Pinnacle has no place to sweep 3407 under the rug.

His quote at the end is enough to make you cringe - I'm paraphrasing but "Please don't associate compensation with professionalism"
 
First non sysop poster on the board after it went back up! Welcome! :) :) Damn I'm glad to see someone online.
 
From the Buffalo news link:

As a flight school graduate and bachelors degree holder in aviation flight science and administration I spent $150,000 on my education and have only 230 hours of flight time to show for that much money spent.

Crikey.

Here's a serious question. In the days before the RJ's, the commuters paid crap and hired (relatively) higher time people. I remember AWAC was 2500 TT and 1000 multi, and that was a hard limit. Yet accidents still happened every now and then. Is the low time hiring just a scapegoat for accidents that just happen?
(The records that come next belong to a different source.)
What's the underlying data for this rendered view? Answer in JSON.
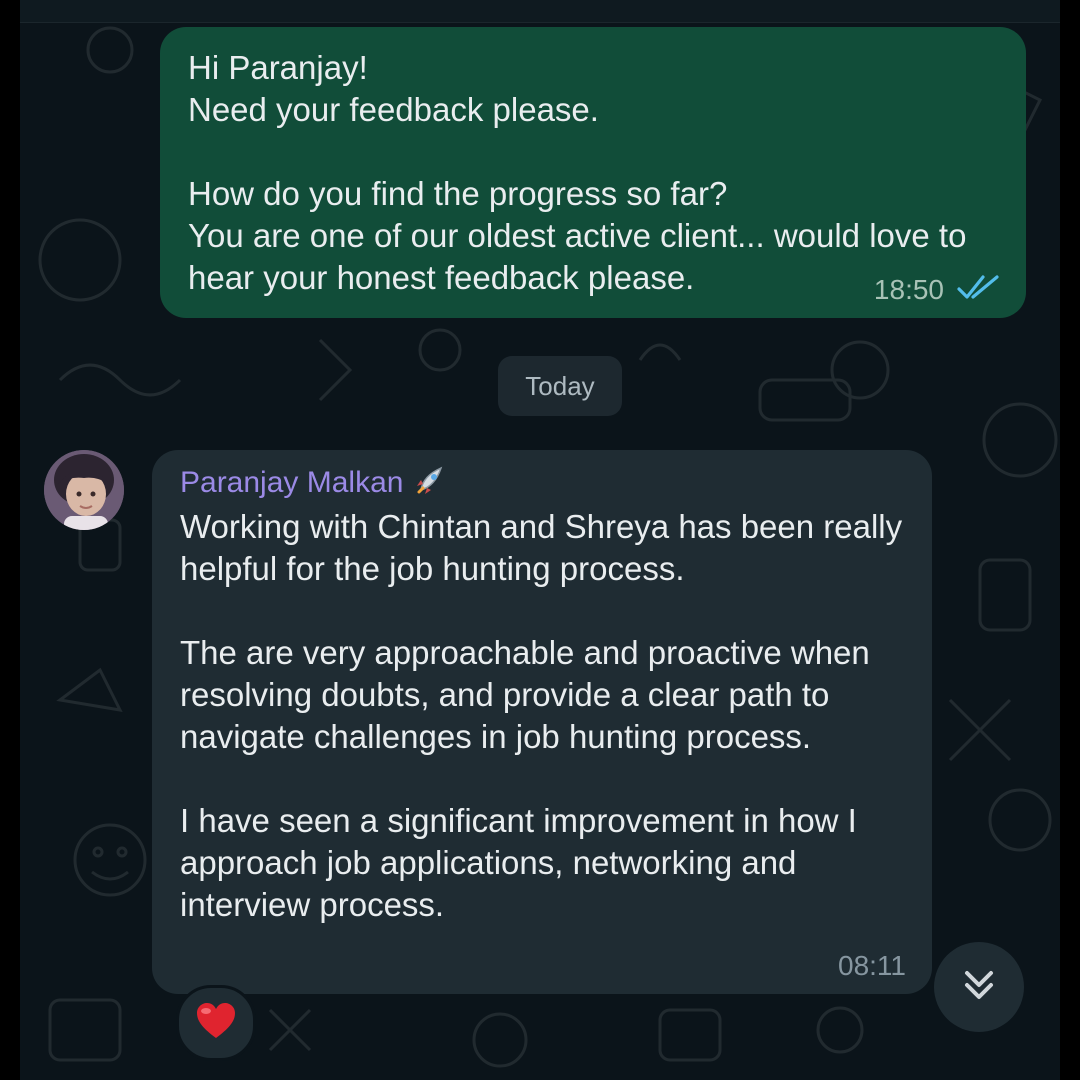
{
  "outgoing_message": {
    "text": "Hi Paranjay!\nNeed your feedback please.\n\nHow do you find the progress so far?\nYou are one of our oldest active client... would love to hear your honest feedback please.",
    "time": "18:50",
    "status_icon": "double-check-read-icon"
  },
  "date_separator": "Today",
  "incoming_message": {
    "sender_name": "Paranjay Malkan",
    "sender_emoji": "rocket-icon",
    "text": "Working with Chintan and Shreya has been really helpful for the job hunting process.\n\nThe are very approachable and proactive when resolving doubts, and provide a clear path to navigate challenges in job hunting process.\n\nI have seen a significant improvement in how I approach job applications, networking and interview process.",
    "time": "08:11",
    "reaction": "red-heart-icon"
  },
  "colors": {
    "background": "#0b141a",
    "outgoing_bubble": "#114d39",
    "incoming_bubble": "#1f2c33",
    "sender_name": "#9b8ae6",
    "read_ticks": "#53bdeb"
  }
}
I mean the Comair crash at LEX had some pretty high time guys in those seats.

After all they're called "accidents" not "purposements" for a reason.
 
His quote at the end is enough to make you cringe - I'm paraphrasing but "Please don't associate compensation with professionalism"

Cringe, sure. But I would expect an airline CEO to say that. I was more bothered by the lady at the end implying that only pilots trained by the military are worthy.
 
From Wiki:
"The term professional is used more generally to denote a white collar working person, or a person who performs commercially in a field typically reserved for hobbyists or amateurs."
Performs commercially to me means that they get paid, no? How then do you want to hire professionals and not pay them a livable wage?

Scumbaggimus Maxximus
 
Here's a serious question. In the days before the RJ's, the commuters paid crap and hired (relatively) higher time people. I remember AWAC was 2500 TT and 1000 multi, and that was a hard limit. Yet accidents still happened every now and then. Is the low time hiring just a scapegoat for accidents that just happen? I mean the Comair crash at LEX had some pretty high time guys in those seats.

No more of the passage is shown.